Kemudian, ada juga hal yang jadi catatan dari pertemuan tersebut, pelaksanaan dari K3 terhadap karyawan di perusahaan begitu lemah.
"Itu dilihat dari beberapa kasus, yang mana penyemprotan untuk sawit tidak menggunakan Alat Pelindung Kerja (APK). Yang mana di negara maju, alat-alat tersebut sudah dilarang penggunaannya. Namun di sini masih kita gunakan, bahkan tidak menggunakan sama sekali," terangnya.
Menurutnya itu bisa dimasukkan ke dalam Perda tersebut dan dia berharap ke depan agar pemerintah dapat lebih memajukan pupuk-pupuk organik dibanding pupuk kimia. Karena pupuk kimia luar biasa dampaknya dan tidak kita sadari karena dampaknya terasa bisa puluhan tahun yang akan datang.

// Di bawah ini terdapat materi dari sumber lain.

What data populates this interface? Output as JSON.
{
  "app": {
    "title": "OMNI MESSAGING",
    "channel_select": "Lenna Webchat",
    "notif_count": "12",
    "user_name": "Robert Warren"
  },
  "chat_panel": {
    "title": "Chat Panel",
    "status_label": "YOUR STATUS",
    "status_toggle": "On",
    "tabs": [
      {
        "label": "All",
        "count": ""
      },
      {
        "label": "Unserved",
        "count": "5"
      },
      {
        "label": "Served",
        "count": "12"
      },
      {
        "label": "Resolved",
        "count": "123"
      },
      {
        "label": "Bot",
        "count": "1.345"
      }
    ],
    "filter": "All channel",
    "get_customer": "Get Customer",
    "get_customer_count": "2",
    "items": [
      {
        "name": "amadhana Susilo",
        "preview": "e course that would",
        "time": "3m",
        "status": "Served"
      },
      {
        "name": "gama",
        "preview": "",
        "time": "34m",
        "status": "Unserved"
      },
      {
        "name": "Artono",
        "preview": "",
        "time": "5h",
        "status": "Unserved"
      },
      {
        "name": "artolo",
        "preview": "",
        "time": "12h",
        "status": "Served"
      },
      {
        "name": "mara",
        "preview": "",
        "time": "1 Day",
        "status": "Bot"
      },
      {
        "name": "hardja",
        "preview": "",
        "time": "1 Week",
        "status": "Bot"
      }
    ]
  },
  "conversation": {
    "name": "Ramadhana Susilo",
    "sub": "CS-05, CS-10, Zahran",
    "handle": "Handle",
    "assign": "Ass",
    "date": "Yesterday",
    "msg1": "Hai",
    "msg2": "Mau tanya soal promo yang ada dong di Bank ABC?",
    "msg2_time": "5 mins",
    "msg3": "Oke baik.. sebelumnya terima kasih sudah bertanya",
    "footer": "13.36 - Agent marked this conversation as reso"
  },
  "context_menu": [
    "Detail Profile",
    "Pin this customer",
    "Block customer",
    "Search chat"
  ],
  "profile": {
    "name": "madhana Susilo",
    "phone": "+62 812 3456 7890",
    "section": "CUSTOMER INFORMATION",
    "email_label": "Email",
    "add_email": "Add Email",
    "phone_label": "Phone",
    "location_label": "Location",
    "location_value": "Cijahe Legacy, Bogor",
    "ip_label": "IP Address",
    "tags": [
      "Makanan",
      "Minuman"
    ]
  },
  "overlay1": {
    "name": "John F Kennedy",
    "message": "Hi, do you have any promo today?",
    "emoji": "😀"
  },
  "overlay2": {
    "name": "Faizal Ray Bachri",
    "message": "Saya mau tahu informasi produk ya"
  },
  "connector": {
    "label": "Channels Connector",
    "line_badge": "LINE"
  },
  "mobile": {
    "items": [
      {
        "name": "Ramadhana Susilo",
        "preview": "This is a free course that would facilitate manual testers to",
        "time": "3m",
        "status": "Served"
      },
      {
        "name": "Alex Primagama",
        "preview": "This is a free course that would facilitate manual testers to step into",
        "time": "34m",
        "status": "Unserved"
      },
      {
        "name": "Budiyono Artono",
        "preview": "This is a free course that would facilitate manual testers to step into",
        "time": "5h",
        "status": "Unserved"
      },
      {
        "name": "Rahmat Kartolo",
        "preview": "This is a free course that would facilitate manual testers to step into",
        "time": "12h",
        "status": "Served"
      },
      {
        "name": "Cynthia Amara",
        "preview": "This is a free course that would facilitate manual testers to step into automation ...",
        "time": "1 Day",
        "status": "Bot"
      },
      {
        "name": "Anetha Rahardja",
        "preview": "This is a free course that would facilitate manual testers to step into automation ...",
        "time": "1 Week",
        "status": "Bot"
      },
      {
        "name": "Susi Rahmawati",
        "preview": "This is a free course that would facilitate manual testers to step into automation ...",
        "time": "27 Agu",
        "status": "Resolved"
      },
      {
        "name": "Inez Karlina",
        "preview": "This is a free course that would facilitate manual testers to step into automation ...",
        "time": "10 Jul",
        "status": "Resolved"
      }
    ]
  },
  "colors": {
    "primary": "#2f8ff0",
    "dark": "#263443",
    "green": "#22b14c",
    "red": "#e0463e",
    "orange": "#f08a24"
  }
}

Dia mengatakan langkah selanjutnya setelah pertemuan tersebut adalah membuat notulensi terkait pertemuan tersebut, dan kemudian akan disampaikan ke Ketua DPRD Provinsi Kalbar.
"Dari situ akan dipilah-pilah mana leading sektor masing-masing, terkait dengan status perusahaan itu di komisi I, lalu terkait kondisi perusahaan bisa di komisi II, "jelasnya.
Sementara itu di tempat yang sama, Ketua Link-AR Borneo, Ahmad Syukri juga menyoroti beberapa poin hasil dari pertemuan yang dibahas tersebut seperti pupuk berbahan kimia yang mana untuk di luar negeri sudah tidak digunakan lagi.
Dia menambahkan bahwa pupuk dengan bahan kimia dapat memberi dampak jangka pendek maupun jangka panjang seperti dapat mengakibatkan kerusakan paru - paru, mata, kulit, dan sebagainya.
"Itu mayoritas dialami oleh pekerja-pekerja perempuan bagian perawatan," imbuhnya.
Selain itu, minimnya fasilitas dalam perkebunan kelapa sawit baik toilet, rumah bilas, kemudian pondok teduh yang mana itu bisa menyebabkan para pekerja rentan terpapar bahan kimia.
"Karena untuk bilas hasil racun yang mereka kerjakan itu cuma di genangan air parit di sekitar lokasi itu saja," terang Ahmad.